The enthusiastic audience was like a meeting of the tribes, from the disenchanted and disconnected to the weird and the wonderful. They danced like dervishes and made free form shapes to Drumbo’s lyrical recitations on ‘Golden Birdies’. His impeccable phrasing placed the emphasis on clarity of diction, before he delivered the perfect dénouement with the ‘webcore webcore’ finale.

The band hit its stride on jumping rhythms of ‘Hothead’ and the compressed funk of ‘Circumstances’, as French dominated the stage like a wound up version of his former employer, but with more choreography.

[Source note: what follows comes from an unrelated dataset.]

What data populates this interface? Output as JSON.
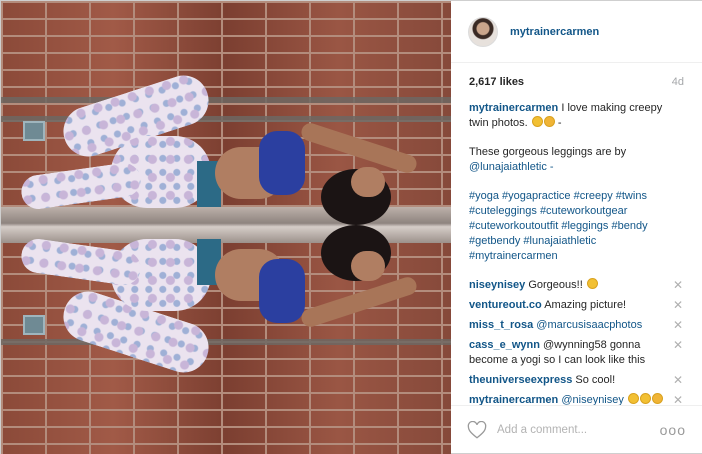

He made exaggerated shapes, explored some deep profound growls and immersed himself in the Beefheart oeuvre, but was never lost in it. Late on in the set, just like the best mime artists, he suddenly stood motionless, stared at the crowd and declared the moment to be “perfect”, before leading the band into a show stopping ‘Big Eyed Beans From Venus’.

The Magic Band judiciously worked its way through the relevant portions of Beefheart’s back catalogue, with Rockette Morton’s thunderous bass anchoring the jagged, colliding rhythms of “Owed T’Alex’, while French again revelled on ‘Steal Softly Through Sunshine, Steal Softly Through Snow’, one of the first songs the reformed band played.

‘Moonlight On Vermont’ even offered a sing-along moment with the priceless ‘gimme that old time religion’ line. Never was the weird and wonderful Beefheart musical universe more concisely distilled.

Eric Clerks and Denny Walley’s slide playing coalesced beautifully on the lunar ‘Clear Spot’, while ‘Electricity’ was another major highlight with Drumbo’s tension busting elongated vowel and deep-timbre soaring over an unlikely meeting of Delta blues and disco. The only slight disappoint on an otherwise memorable night was the absence of ‘Mirror Man’, a curious omission given the band’s own recent  ‘21st Century Mirror Men’ CD.